There are two algorithms involved. The first uses the original image and the depth map to produce a left and a right image. The second combines these images into a red-cyan anaglyph.
There are a couple ways to accomplish the first part. One is to take the original image and texture map it onto a fine mesh that lies flat in the XY plane. Then you tweak the Z values of each vertex in the mesh according to the corresponding value in the depth map. You've basically created a textured bas relief. You then use a 3D rendering algorithm to render the image from two vantage points that are offset horizontally by a small amount (essentially from the vantage point of a person's left and right eyes as they would view the bas relief).
There is probably a way to directly shift the pixels left and right which is a good fast approximation to what I described above.
Once you have the left and right images, you pass one through a cyan filter and one through a red filter.
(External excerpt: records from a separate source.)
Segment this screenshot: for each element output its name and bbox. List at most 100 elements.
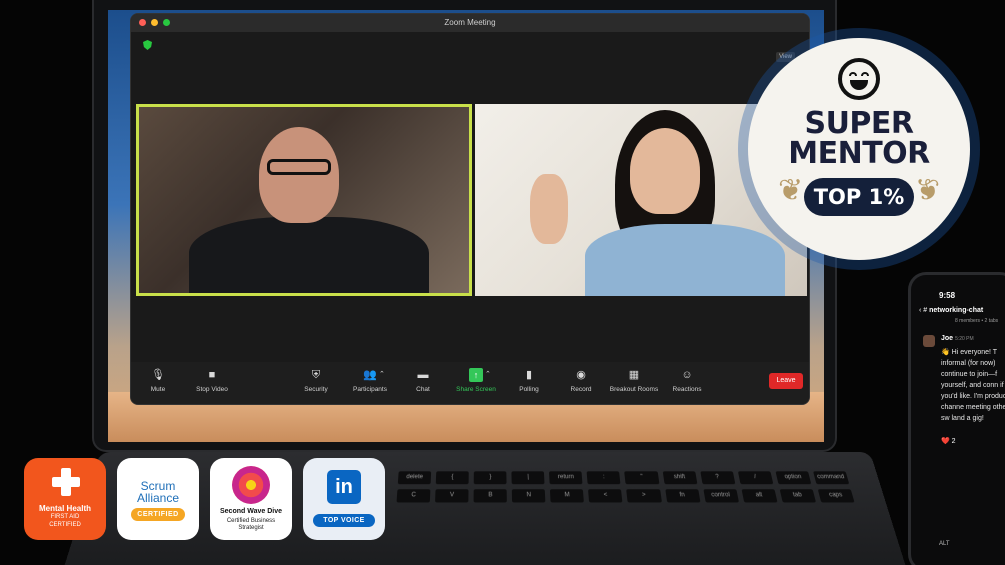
share-screen-label: Share Screen	[456, 386, 496, 393]
key: control	[703, 489, 739, 503]
chevron-up-icon[interactable]: ⌃	[379, 370, 385, 378]
top-percent-pill: TOP 1%	[804, 178, 914, 216]
scrum-alliance-badge: Scrum Alliance CERTIFIED	[117, 458, 199, 540]
breakout-rooms-button[interactable]: ▦ Breakout Rooms	[604, 368, 664, 393]
key: command	[812, 471, 850, 485]
cert-subtitle: FIRST AID	[50, 514, 80, 520]
record-button[interactable]: ◉ Record	[551, 368, 611, 393]
video-tile-speaker[interactable]	[136, 104, 472, 296]
cert-title: Second Wave Dive	[220, 508, 282, 515]
key: tab	[779, 489, 816, 503]
meeting-toolbar: 🎙 Mute ■ Stop Video ⛨ Security 👥 Partici…	[131, 362, 809, 404]
badge-title-line2: MENTOR	[788, 136, 930, 171]
key: caps	[817, 489, 855, 503]
flower-logo-icon	[232, 466, 270, 504]
zoom-window: Zoom Meeting View 🎙 Mute ■ Stop Video ⛨ …	[130, 13, 810, 405]
key: :	[586, 471, 621, 485]
reactions-label: Reactions	[672, 386, 702, 393]
linkedin-logo-icon: in	[327, 470, 361, 504]
channel-subtitle: 8 members • 2 tabs	[955, 318, 999, 324]
stop-video-label: Stop Video	[196, 386, 228, 393]
security-label: Security	[304, 386, 328, 393]
cert-role: Strategist	[238, 525, 264, 531]
leave-button[interactable]: Leave	[769, 373, 803, 389]
alt-text-label: ALT	[939, 541, 950, 547]
participant-head	[630, 128, 700, 214]
reaction-pill[interactable]: ❤️ 2	[941, 437, 956, 445]
cert-tag: CERTIFIED	[131, 508, 185, 521]
key: }	[473, 471, 507, 485]
encryption-shield-icon[interactable]	[143, 40, 152, 50]
record-icon: ◉	[576, 369, 586, 381]
key: |	[511, 471, 545, 485]
window-title: Zoom Meeting	[444, 18, 496, 27]
video-camera-icon: ■	[208, 369, 216, 381]
chat-label: Chat	[416, 386, 430, 393]
key: return	[549, 471, 583, 485]
bar-chart-icon: ▮	[525, 369, 533, 381]
key: M	[550, 489, 585, 503]
participants-icon: 👥	[363, 369, 377, 381]
emoji-icon: ☺	[681, 369, 693, 381]
title-bar: Zoom Meeting	[131, 14, 809, 32]
microphone-icon: 🎙	[151, 369, 165, 381]
linkedin-top-voice-badge: in TOP VOICE	[303, 458, 385, 540]
laurel-left-icon: ❦	[778, 174, 804, 207]
participant-body	[189, 217, 429, 293]
message-author[interactable]: Joe 5:20 PM	[941, 335, 974, 342]
laurel-right-icon: ❦	[914, 174, 940, 207]
cert-status: CERTIFIED	[49, 522, 81, 528]
key: alt	[741, 489, 778, 503]
participant-head	[259, 127, 339, 223]
laptop: Zoom Meeting View 🎙 Mute ■ Stop Video ⛨ …	[92, 0, 837, 452]
polling-button[interactable]: ▮ Polling	[499, 368, 559, 393]
security-button[interactable]: ⛨ Security	[286, 368, 346, 393]
cert-title: Mental Health	[38, 504, 91, 513]
key: ?	[699, 471, 736, 485]
key: C	[396, 489, 431, 503]
message-time: 5:20 PM	[955, 336, 974, 342]
grid-icon: ▦	[628, 369, 640, 381]
share-screen-icon: ↑	[469, 368, 483, 382]
chevron-up-icon[interactable]: ⌃	[485, 370, 491, 378]
waving-hand	[530, 174, 568, 244]
stop-video-button[interactable]: ■ Stop Video	[182, 368, 242, 393]
phone: 9:58 ‹ # networking-chat 8 members • 2 t…	[908, 272, 1005, 565]
scrum-alliance-logo: Scrum Alliance	[136, 479, 180, 505]
polling-label: Polling	[519, 386, 539, 393]
shield-icon: ⛨	[311, 369, 321, 381]
desktop-wallpaper: Zoom Meeting View 🎙 Mute ■ Stop Video ⛨ …	[108, 10, 824, 442]
key: option	[775, 471, 812, 485]
participants-label: Participants	[353, 386, 387, 393]
key: fn	[664, 489, 701, 503]
author-name: Joe	[941, 335, 954, 342]
super-mentor-badge: SUPER MENTOR ❦ TOP 1% ❦	[748, 38, 970, 260]
second-wave-dive-badge: Second Wave Dive Certified Business Stra…	[210, 458, 292, 540]
smiley-face-icon	[838, 58, 880, 100]
key: "	[624, 471, 660, 485]
mute-button[interactable]: 🎙 Mute	[131, 368, 188, 393]
key: /	[737, 471, 774, 485]
key: N	[512, 489, 546, 503]
mute-label: Mute	[150, 386, 166, 393]
keyboard-keys: delete { } | return : " shift ? / option…	[396, 471, 855, 503]
chat-button[interactable]: ▬ Chat	[393, 368, 453, 393]
key: {	[435, 471, 469, 485]
chat-bubble-icon: ▬	[417, 369, 429, 381]
channel-header[interactable]: ‹ # networking-chat	[919, 307, 983, 314]
participants-button[interactable]: 👥 Participants	[340, 368, 400, 393]
cert-subtitle: Certified Business	[226, 518, 276, 524]
avatar[interactable]	[923, 335, 935, 347]
medical-cross-icon	[52, 468, 80, 496]
key: <	[588, 489, 623, 503]
message-text: 👋 Hi everyone! T informal (for now) cont…	[941, 349, 1005, 422]
share-screen-button[interactable]: ↑ Share Screen	[446, 368, 506, 393]
record-label: Record	[570, 386, 592, 393]
key: shift	[662, 471, 698, 485]
reactions-button[interactable]: ☺ Reactions	[657, 368, 717, 393]
back-chevron-icon[interactable]: ‹	[919, 307, 921, 314]
cert-tag: TOP VOICE	[313, 514, 375, 527]
glasses	[267, 159, 331, 175]
key: V	[435, 489, 469, 503]
key: B	[473, 489, 508, 503]
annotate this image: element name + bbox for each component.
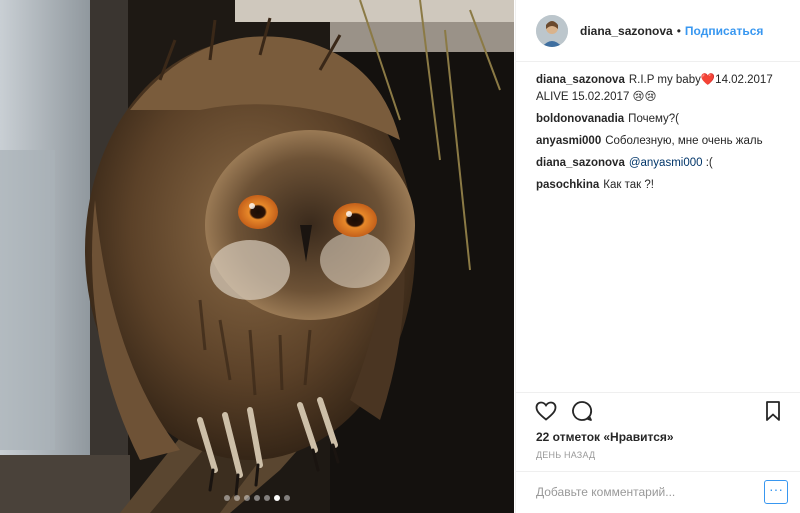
carousel-dot	[224, 495, 230, 501]
save-button[interactable]	[761, 399, 785, 423]
carousel-dot	[244, 495, 250, 501]
post-photo[interactable]	[0, 0, 514, 513]
post-side-panel: diana_sazonova • Подписаться diana_sazon…	[515, 0, 800, 513]
comment-text: Как так ?!	[603, 179, 654, 191]
action-bar	[516, 392, 800, 428]
owl-photo-image	[0, 0, 514, 513]
comments-list: diana_sazonova R.I.P my baby❤️14.02.2017 …	[516, 62, 800, 194]
comment-text: Почему?(	[628, 113, 679, 125]
add-comment-input[interactable]	[536, 482, 756, 502]
comment-item: diana_sazonova @anyasmi000 :(	[536, 155, 780, 172]
comment-item: boldonovanadia Почему?(	[536, 111, 780, 128]
separator-dot: •	[676, 23, 681, 38]
caption: diana_sazonova R.I.P my baby❤️14.02.2017 …	[536, 72, 780, 106]
carousel-dot	[284, 495, 290, 501]
comment-text: :(	[702, 157, 713, 169]
speech-bubble-icon	[572, 401, 593, 421]
likes-count[interactable]: 22 отметок «Нравится»	[536, 430, 674, 444]
carousel-dot	[254, 495, 260, 501]
comment-author[interactable]: pasochkina	[536, 179, 599, 191]
caption-author[interactable]: diana_sazonova	[536, 74, 625, 86]
user-avatar-image	[536, 14, 568, 47]
carousel-dot	[274, 495, 280, 501]
bookmark-icon	[766, 401, 780, 421]
heart-icon	[535, 401, 557, 421]
comment-item: anyasmi000 Соболезную, мне очень жаль	[536, 133, 780, 150]
follow-button[interactable]: Подписаться	[685, 24, 763, 38]
comment-author[interactable]: diana_sazonova	[536, 157, 625, 169]
post-timestamp: ДЕНЬ НАЗАД	[536, 450, 596, 460]
comment-button[interactable]	[570, 399, 594, 423]
more-options-button[interactable]: ···	[764, 480, 788, 504]
comment-author[interactable]: anyasmi000	[536, 135, 601, 147]
add-comment-section: ···	[516, 471, 800, 513]
avatar[interactable]	[536, 14, 568, 47]
like-button[interactable]	[534, 399, 558, 423]
carousel-indicator	[0, 495, 514, 501]
post-header: diana_sazonova • Подписаться	[516, 0, 800, 62]
comment-mention[interactable]: @anyasmi000	[629, 157, 703, 169]
post-username[interactable]: diana_sazonova	[580, 24, 673, 38]
comment-text: Соболезную, мне очень жаль	[605, 135, 763, 147]
carousel-dot	[234, 495, 240, 501]
carousel-dot	[264, 495, 270, 501]
comment-author[interactable]: boldonovanadia	[536, 113, 624, 125]
comment-item: pasochkina Как так ?!	[536, 177, 780, 194]
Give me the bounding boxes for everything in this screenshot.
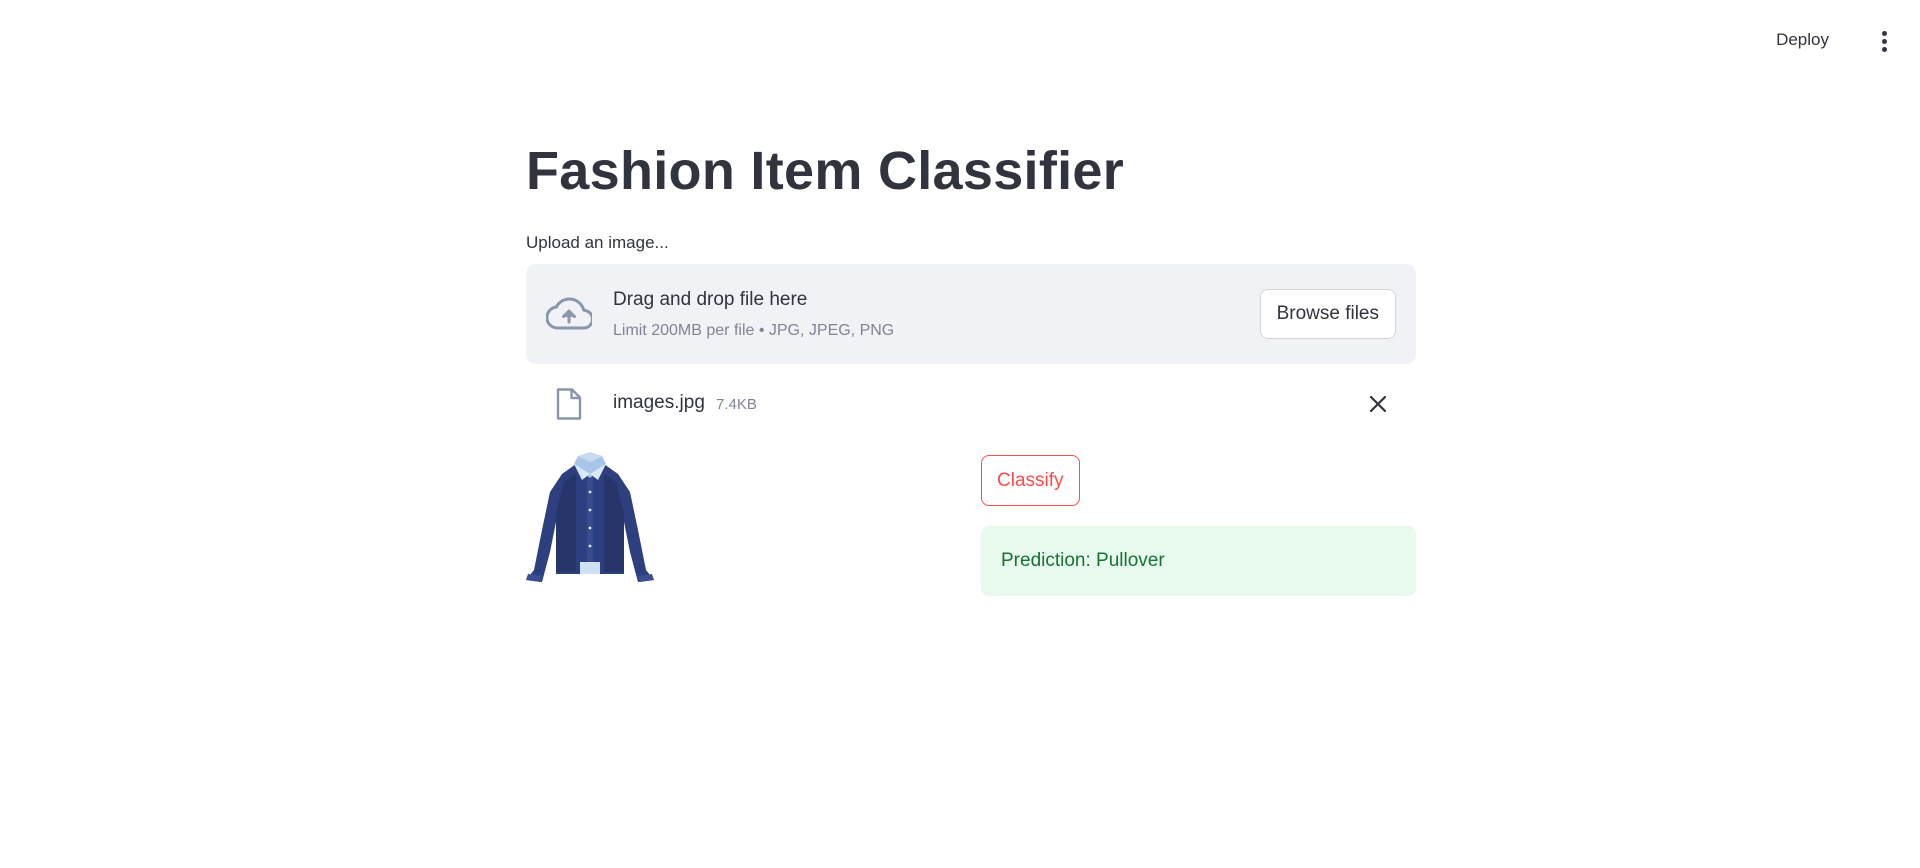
uploaded-file-row: images.jpg 7.4KB [526, 384, 1416, 424]
menu-dot [1881, 38, 1887, 44]
uploader-label: Upload an image... [526, 233, 669, 252]
cloud-upload-icon [546, 297, 592, 330]
prediction-alert: Prediction: Pullover [981, 526, 1416, 596]
browse-files-button[interactable]: Browse files [1259, 289, 1396, 339]
file-icon [556, 388, 582, 420]
prediction-text: Prediction: Pullover [1001, 550, 1165, 571]
dropzone-title: Drag and drop file here [613, 289, 808, 310]
more-vert-icon[interactable] [1874, 28, 1894, 54]
deploy-button[interactable]: Deploy [1768, 26, 1837, 54]
file-dropzone[interactable]: Drag and drop file here Limit 200MB per … [526, 264, 1416, 364]
menu-dot [1881, 46, 1887, 52]
uploaded-image-preview [526, 452, 654, 582]
page-title: Fashion Item Classifier [526, 141, 1125, 201]
dropzone-limit-text: Limit 200MB per file • JPG, JPEG, PNG [613, 322, 895, 339]
top-toolbar: Deploy [0, 0, 1920, 80]
close-icon[interactable] [1368, 394, 1388, 414]
classify-button[interactable]: Classify [981, 455, 1080, 506]
uploaded-file-size: 7.4KB [716, 396, 757, 413]
menu-dot [1881, 30, 1887, 36]
uploaded-file-name: images.jpg [613, 392, 705, 413]
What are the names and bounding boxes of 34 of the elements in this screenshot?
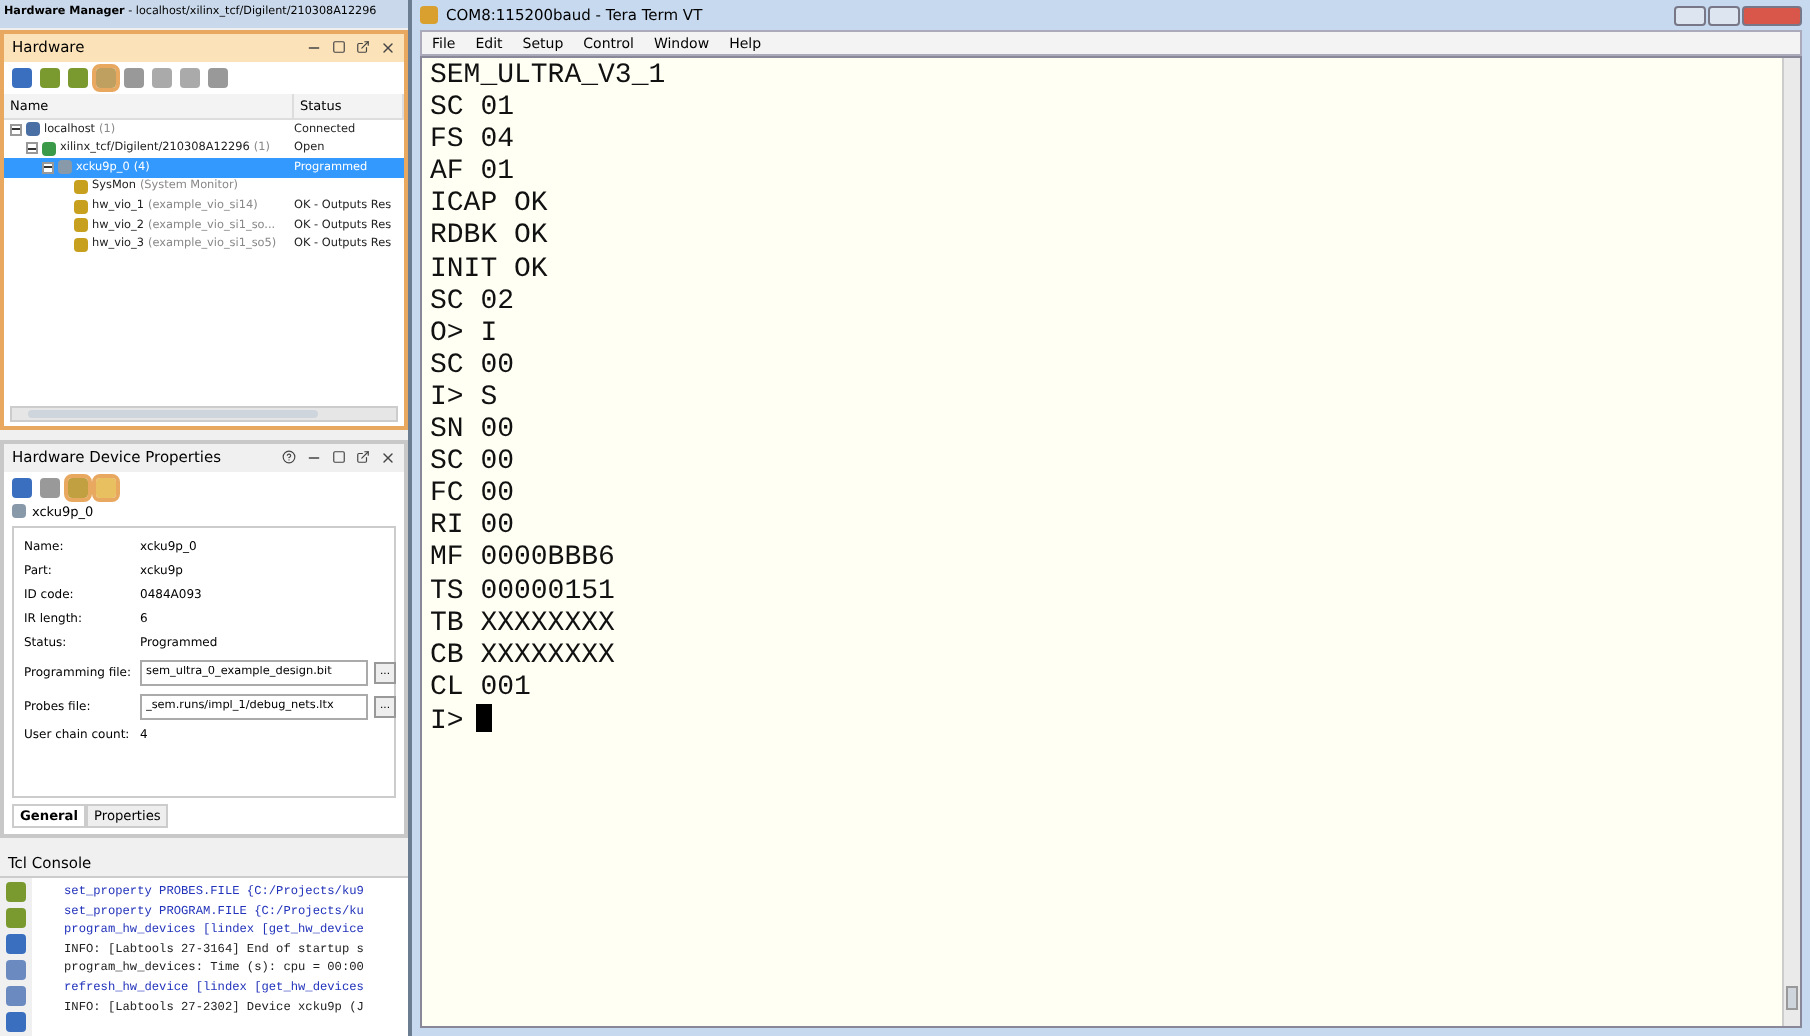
- terminal-line: SC 02: [430, 285, 517, 318]
- help-icon[interactable]: [282, 449, 296, 464]
- terminal-prompt: I>: [430, 705, 464, 738]
- terminal-line: SC 01: [430, 92, 517, 125]
- terminal-line: SC 00: [430, 349, 517, 382]
- terminal-line: TB XXXXXXXX: [430, 607, 617, 640]
- float-icon[interactable]: [356, 449, 370, 464]
- close-icon[interactable]: [380, 39, 396, 56]
- terminal-line: SN 00: [430, 414, 517, 447]
- terminal-line: CB XXXXXXXX: [430, 639, 617, 672]
- horizontal-scrollbar[interactable]: [10, 405, 398, 422]
- terminal-line: CL 001: [430, 671, 533, 704]
- terminal-line: MF 0000BBB6: [430, 542, 617, 575]
- terminal-line: I> S: [430, 381, 500, 415]
- terminal-line: FS 04: [430, 124, 517, 157]
- maximize-icon[interactable]: [332, 449, 346, 464]
- maximize-icon[interactable]: [332, 39, 346, 54]
- terminal-line: SC 00: [430, 446, 517, 479]
- terminal-line: ICAP OK: [430, 188, 550, 221]
- terminal-line: RDBK OK: [430, 220, 550, 254]
- maximize-button[interactable]: [1708, 5, 1740, 25]
- text-cursor: [475, 703, 492, 732]
- terminal-line: SEM_ULTRA_V3_1: [430, 60, 668, 93]
- close-icon[interactable]: [380, 449, 396, 466]
- close-button[interactable]: [1742, 5, 1802, 25]
- terminal-line: INIT OK: [430, 253, 550, 286]
- terminal-line: RI 00: [430, 510, 517, 543]
- vertical-scrollbar[interactable]: [1782, 58, 1800, 1026]
- terminal-line: TS 00000151: [430, 575, 617, 608]
- terminal-line: AF 01: [430, 156, 517, 189]
- terminal-line: O> I: [430, 317, 500, 350]
- float-icon[interactable]: [356, 39, 370, 54]
- minimize-button[interactable]: [1674, 5, 1706, 25]
- terminal-line: FC 00: [430, 478, 517, 511]
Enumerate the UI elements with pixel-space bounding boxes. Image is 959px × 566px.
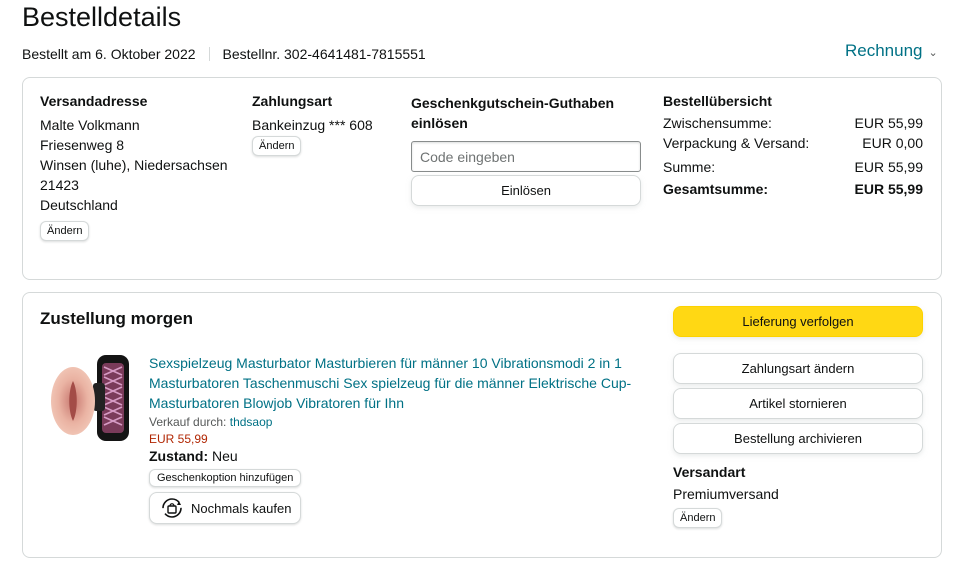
product-price: EUR 55,99	[149, 432, 208, 446]
address-country: Deutschland	[40, 197, 118, 213]
shipping-address-section: Versandadresse Malte Volkmann Friesenweg…	[40, 93, 240, 241]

If you have RGB sources, that's as simple as taking the red channel from one image and combing it with the green and blue channels from the other image.
Anaglyphs work best with muted colors. If you have strong primaries, it won't look as good. You can use an algorithm to reduce the color saturation of the original image before you begin.
From the description in the link you provided I would assume that it is something like
for each pixel in depthmap
x_offset = (depthmap[x][y] / 255.0f) * MAX_PIXEL_OFFSET * DIRECTION
output[x + x_offset][y] = color_buffer[x][y]
blend output with color_buffer
Where MAX_PIXEL_OFFSET is the maximum shift in pixels and DIRECTION is -1 for one color and 1 for the other. This is assuming that the depthbuffer is one byte per pixel, range [0..255] and that 0 in the depthbuffer represents maximum distance.